For sh/zh you see those diagraphs (not always convenient), or s^/z^
(representing s and z with a little "vee" (hacek) over them), the usual
recent Americanist linguistic convention, or s-dot/z-dot, or
s-accent/z-accent, or c or z for sh and j for zh or some combination of
the last few.
For x/gh (gh being a way to write gamma when you haven't got a gamma) you
might see x and gamma (Greek g), the usual recent Americanist linguistic
convention. The Colorado Lakota Project uses h^/g^ (same explanation of
^). Various sources use h-dot/g-dot. I haven't seen accents with h and
g. Dorsey used q and x (q for x, x for gh!). LaFlesche crunches them
together as x. Dakotanists are perfectly happy with g for gh, since
contexts where gh occurs are contexts where g can't occur. You might find
r for gh (based on what French r sounds like). Dorsey used this at one
point.
Of course, particular sources have some particular way of doing things,
i.e., Riggs is internally consistent, Buechel is, Dorsey is, LaFlesche is,
and so on. That is, these folks are consistent in a particular source.
They often differ between publications, or between the draft in the
archives and the published version, and so on. I haven't tried to list
these particular schemes, however, but only to give a general idea of the
variation you will encounter.
I believe Linda used s, s^, x for Riggs's s, s-accent, h-dot and Buechel's
s, s-dot, and h-dot. I'm not absolutely positive I remember these two
gentlemens' practice! At this point I sort of see what it is when I open
one of their books and go on without much of a pause. A Siouanist who
isn't flexible in this respect is in a bad way ...
As far as the precise senses of the sound symbolism sets for sounds, it
wouldn't surprise me to see huge differences from one place to another,
maybe from one family to another, maybe even from one idiom to another.

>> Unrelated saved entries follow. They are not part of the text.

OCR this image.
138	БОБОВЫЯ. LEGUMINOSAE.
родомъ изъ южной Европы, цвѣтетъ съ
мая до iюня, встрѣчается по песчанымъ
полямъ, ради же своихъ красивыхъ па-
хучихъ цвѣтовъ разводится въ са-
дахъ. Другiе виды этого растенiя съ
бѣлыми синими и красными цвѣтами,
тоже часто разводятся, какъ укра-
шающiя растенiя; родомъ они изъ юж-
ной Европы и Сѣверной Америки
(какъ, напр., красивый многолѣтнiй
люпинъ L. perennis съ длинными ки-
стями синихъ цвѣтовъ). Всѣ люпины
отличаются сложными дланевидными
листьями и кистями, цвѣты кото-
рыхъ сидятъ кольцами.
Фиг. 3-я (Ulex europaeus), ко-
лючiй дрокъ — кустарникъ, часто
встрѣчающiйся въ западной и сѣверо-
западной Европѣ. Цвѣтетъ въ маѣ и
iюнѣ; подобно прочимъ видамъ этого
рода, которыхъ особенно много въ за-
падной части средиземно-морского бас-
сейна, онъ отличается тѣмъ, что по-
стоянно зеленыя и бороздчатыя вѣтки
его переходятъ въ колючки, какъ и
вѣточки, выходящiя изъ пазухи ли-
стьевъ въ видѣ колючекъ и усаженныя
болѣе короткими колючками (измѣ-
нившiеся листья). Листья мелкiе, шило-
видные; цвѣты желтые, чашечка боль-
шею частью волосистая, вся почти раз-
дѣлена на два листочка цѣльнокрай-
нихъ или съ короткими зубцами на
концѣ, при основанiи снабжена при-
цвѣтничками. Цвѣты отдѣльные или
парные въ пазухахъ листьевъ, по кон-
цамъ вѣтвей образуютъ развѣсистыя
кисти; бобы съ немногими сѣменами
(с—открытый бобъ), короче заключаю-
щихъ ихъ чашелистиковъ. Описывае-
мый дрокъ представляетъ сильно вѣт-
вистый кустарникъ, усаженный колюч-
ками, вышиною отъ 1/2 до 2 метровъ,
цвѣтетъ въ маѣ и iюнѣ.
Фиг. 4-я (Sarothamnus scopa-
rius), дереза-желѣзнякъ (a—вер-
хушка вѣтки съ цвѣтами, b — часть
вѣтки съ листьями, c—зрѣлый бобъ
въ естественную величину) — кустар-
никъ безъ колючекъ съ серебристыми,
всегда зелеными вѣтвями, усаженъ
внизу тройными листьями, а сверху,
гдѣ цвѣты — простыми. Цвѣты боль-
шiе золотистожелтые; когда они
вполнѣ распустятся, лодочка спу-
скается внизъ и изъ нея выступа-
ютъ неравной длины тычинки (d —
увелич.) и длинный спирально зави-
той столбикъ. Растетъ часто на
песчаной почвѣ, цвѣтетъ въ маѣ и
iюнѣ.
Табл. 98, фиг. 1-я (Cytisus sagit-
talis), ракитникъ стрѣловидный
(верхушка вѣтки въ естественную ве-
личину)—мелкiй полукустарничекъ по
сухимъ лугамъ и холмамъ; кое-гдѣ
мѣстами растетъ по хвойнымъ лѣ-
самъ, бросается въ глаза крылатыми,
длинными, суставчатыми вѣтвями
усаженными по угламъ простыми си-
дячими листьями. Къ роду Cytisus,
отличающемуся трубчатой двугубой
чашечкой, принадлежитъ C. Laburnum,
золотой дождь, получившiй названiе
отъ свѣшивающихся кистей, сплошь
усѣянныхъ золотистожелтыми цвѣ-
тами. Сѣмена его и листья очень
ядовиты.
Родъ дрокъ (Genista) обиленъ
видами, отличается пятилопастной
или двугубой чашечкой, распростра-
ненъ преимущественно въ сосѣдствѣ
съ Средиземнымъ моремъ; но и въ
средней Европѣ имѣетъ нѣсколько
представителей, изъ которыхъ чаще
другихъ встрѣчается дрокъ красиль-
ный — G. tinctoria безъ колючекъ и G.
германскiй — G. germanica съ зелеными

One man's rattle is another man's buzz or ringing. Actually, in the high
pitches a whistle in my left ear is a rattle in the right, I've
discovered. Apparently something is broken in there. Particular names
will probably always have the same sound value and same gloss, but might
be wildly out of step with another person or place's preferred gloss of
that sound value.
This problem is even worse between languages. The CSD folks didn't want
to allow themselves to freely compare any fricative to any other fricative
- what we might call the Greenbergian approach - and had many anguished
debates over this issue. They eventually developed some practical
protocols - informed by the patterns of Siouan languages - under which
they would look at sets with essentially a reconstruction of *S (a cover
symbol for *s/*s^/*x) as opposed to *s, *s^ or *x. In such sets *S
represents a set in which sound symbolism has been at work leaving
non-corresponding fricative grades behind, e.g., forms that suggest *sra
in one language, *s^ra and *xra not being in use; and forms that suggest
*s^ra in another, *sra and *xra not being in use, and so on, but with
clearly related glosses. These protocols interact with the requirement
that a form be attested in at least 2 branches of Siouan as opposed to
just Mississippi Valley. Actually, requiring attestation outside MV tends
to clean up a lot of the worst cases of this sort of thing, I think.